Biologia Molecular: Tradução, Regulação e DNA Recombinante

Tradução Gênica

Elementos necessários para a tradução: RNAm, RNAt, enzimas e aminoácidos. A tradução ocorre em quatro etapas:

• Ativação: Ligação do aminoácido ao RNAt (energia na forma de GTP).
• Iniciação: Montagem dos componentes necessários para a tradução.
• Alongamento: Ligação do aminoácido à cadeia polipeptídica.
• Término: Finalização da tradução com o códon finalizador (códon de parada).

Regulação Gênica

A regulação gênica é controlada em diversos níveis: regulação da estrutura do gene, transcrição, processamento do RNA, estabilidade do RNA, tradução e modificação pós-traducional (Complexo de Golgi – acabamento final da proteína).

Regulação gênica → Proteína reguladora → Sequência específica do DNA.

Regulação em bactérias: Os genes são agrupados em operons (conjunto de genes estruturais e genes reguladores). Tipos de regulação:

• Negativa: A proteína repressora liga-se ao DNA e impede a transcrição.
• Positiva: A proteína ativadora liga-se ao DNA e ativa a transcrição.

Operon Lac (E. coli)

O Operon lac é um operon induzível negativo. Sua regulação ocorre na presença de glicose ou lactose:

1. Na ausência de lactose, um repressor liga-se ao sítio operador e impede a transcrição dos genes estruturais (lacZ, lacY, lacA) que codificam a β-galactosidase, a permease e a transacetilase.
2. Quando a lactose está presente, parte dela é convertida em alolactose, a qual se liga à proteína repressora e a inativa, permitindo que os genes estruturais sejam transcritos e que a lactose seja metabolizada.
3. Quando acaba toda a lactose do meio, o repressor novamente se liga ao operador, bloqueando a transcrição.

Tecnologia do DNA Recombinante

Enzimas de restrição: Reconhecem no DNA sequências palindrômicas e “cortam” a molécula dentro dessas sequências. Sequência palindrômica: Mesma sequência de nucleotídeos tanto na direção 3’ → 5’ como na 5’ → 3’.

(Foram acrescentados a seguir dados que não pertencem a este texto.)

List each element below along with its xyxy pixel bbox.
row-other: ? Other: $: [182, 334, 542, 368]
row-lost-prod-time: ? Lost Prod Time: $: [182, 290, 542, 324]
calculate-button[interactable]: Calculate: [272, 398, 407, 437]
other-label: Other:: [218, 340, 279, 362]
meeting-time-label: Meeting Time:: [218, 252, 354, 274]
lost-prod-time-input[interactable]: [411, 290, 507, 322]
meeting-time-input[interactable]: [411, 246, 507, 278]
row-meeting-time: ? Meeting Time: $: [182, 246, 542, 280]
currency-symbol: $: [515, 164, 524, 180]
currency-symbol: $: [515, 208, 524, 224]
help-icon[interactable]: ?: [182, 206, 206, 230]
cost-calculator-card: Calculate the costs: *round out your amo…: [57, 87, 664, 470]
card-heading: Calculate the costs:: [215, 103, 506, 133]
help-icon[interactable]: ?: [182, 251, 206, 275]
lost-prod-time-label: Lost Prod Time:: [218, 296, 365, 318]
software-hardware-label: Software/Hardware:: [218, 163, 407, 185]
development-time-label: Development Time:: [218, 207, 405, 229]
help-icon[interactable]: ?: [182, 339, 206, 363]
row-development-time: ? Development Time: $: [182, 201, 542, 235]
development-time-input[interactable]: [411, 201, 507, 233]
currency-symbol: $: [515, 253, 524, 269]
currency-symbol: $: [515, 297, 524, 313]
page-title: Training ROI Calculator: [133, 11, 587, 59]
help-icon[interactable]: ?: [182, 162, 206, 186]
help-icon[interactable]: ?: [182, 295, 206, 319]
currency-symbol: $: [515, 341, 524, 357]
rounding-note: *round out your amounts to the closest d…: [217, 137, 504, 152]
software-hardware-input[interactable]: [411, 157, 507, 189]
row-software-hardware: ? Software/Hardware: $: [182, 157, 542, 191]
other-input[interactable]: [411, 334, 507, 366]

Tipos de corte realizados pela enzima de restrição:

• Extremidades abruptas: 5’---AGCT---3’ / 3’---TCGA---5’
• Extremidades coesivas: 5’---CTTAA↓G---3’ / 3’---G↑AATTC---5’

Vetores de Clonagem

• Plasmídeo: É um DNA de dupla fita extracromossômico, importante para conferir resistência a antibióticos para a bactéria. Restrição: O tamanho do gene não pode ser maior do que ± 4 mil pares de bases. Obs: Utilizamos enzimas de restrição para criar extremidades proeminentes, facilitando a ligação entre o vetor e o gene de interesse.
• Bacteriófagos (Fago λ): É um vírus cujo material genético é um DNA de dupla fita e que parasita especificamente bactérias. Vantagem: Aceita até 23 mil pares de bases e o gene de interesse fará parte do DNA cromossômico da bactéria.
• Cosmídio: Vetor de clonagem construído a partir de um plasmídeo bacteriano e de um DNA viral. Possui como vantagem a possibilidade de clonar genes entre 5 mil a 7 mil pares de bases, unindo características de plasmídeos e vírus.
• YAC (Cromossomo Artificial de Levedura): Um dos primeiros vetores para células eucarióticas; seu sítio de clonagem aceita genes com até 40 mil pares de bases.

Vetores de Expressão para Células Eucarióticas

Banco de dados genômico (2 tipos):

• Banco genômico: Todo o DNA genômico do organismo clonado.
• Banco de cDNA: Produzido a partir do RNAm via transcriptase reversa.

Componentes do Vetor:

• Ori do promotor SV-40: Responsável pela replicação do vetor ou sítio de início da transcrição (Transcrição → RNAm → Proteína, ex: insulina).
• Sítio múltiplo de clonagem (Polilinker): Local de inserção do fragmento de DNA de interesse; aceita diferentes tipos de genes.
• Ori procariótico: Função exclusiva de replicação do vetor em células procarióticas (E. coli).
• Gene AmpR (AMP): Necessário para selecionar as bactérias que contenham o vetor com o gene clonado.